I was in school when she got the test back, and I saw from the teacher's face that she wasn't sure if she should talk to me or not.  We gathered for a short, impromptu parent teacher conference (one of the benefits of me working at the school where my daughter goes).  She had written by Chana's test score: See Me.  When Chana spoke to her, she asked Chana if Chana had studied, and Chana had sort of shrugged and said yes.  I said, "Not especially, other than that Rashbam I asked you about."  She asked Chana if Chana wanted help studying and Chana said, "No."  Then Chana asked her what a passing grade is.  The teacher said, "Um, I think it's 65."  And Chana said, "Okay, so then we're good, right?" (Later, Chana said to me, "Why would they have a passing grade if that's not the mark where below that is a problem and above that is fine?")

So I asked if Chana seems to be participating in class and gaining from the in class experience.  The teacher said yes.  I asked if she minded Chana's grade, or felt that Chana needs to improve her grades in order to be in the class.  And she said that she thinks there is a benefit to studying for the tests and being able to do well on them, but if Chana is okay and I'm okay, then she's okay.  I mentioned that this has no relevance to Chana's future college plans, so her grades are largely irrelevant.  I asked if I could see Chana's test, and the teacher gave it to me so that I could bring it home and go over it.

Afterwards, I did a lot of thinking about if there is a benefit to Chana studying and doing well on the tests.  I mentioned to Chana that if she wants college recommendations, and she is barely passing the tests, that might affect what kind of recommendation they would write.  She scowled and said that if she was concerned about college recommendations, she wouldn't ask a teacher from 9th grade and she would apply herself more.

Then I spoke to her about the value of studying for the test.  Which basically means reviewing the pesukim and mefarshim until they are fluent and she understands them.  Chana is not fully convinced that having Chumash skills is valuable, and she definitely doesn't want to spend her precious time on that.  However, I think she did come to understand that there is a value to that (though she is not interested in it), that the teacher is trying to achieve that through the tests she gives, and that this is a goal of the class separate from what she gains merely through sitting in class.

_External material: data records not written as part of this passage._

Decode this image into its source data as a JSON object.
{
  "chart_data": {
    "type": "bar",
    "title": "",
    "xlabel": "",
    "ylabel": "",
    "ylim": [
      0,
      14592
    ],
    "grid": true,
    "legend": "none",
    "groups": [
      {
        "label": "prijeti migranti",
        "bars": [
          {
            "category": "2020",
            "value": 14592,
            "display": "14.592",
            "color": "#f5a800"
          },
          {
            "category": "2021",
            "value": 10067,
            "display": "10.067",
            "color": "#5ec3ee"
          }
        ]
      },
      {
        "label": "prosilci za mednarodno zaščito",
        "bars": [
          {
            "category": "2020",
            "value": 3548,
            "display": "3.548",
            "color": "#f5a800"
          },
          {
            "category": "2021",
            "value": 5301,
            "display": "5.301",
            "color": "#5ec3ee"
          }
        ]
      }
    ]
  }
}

Then, in a practical sense, we went through the test.  Some of the questions I knew the answers to, but some I didn't.  I suggested to Chana that she write down the pasuk and which mefarshim the teacher does on each pasuk, and the diburei hamatchil of each perush.  Then, if she feels like studying, at least we will know what to study.

She mentioned that a girl is switching out.  She asked if it was really true that people switch out of a class they like because they are worried about their grades.  We talked about the fact that as a homeschooler, she has the freedom to stay in a higher level class if she feels she is gaining from it, rather than being concerned about her grades.  Other students are worried about getting into college and many times they feel it looks better to have an A in an easier class than a C in a harder class.  I said that ironically, colleges end up really liking homeschooled students because they find that homeschoolers are very concerned with knowledge more than other factors.

This is something I heard about in just about every parent teacher conference in Sarah's high school, too.  All the teachers praised her for being interested in the knowledge and not the grades.  They spoke about how unusual it is.  And yet, when GPA and test grades are what colleges are looking at, it makes sense for that to be what students focus on.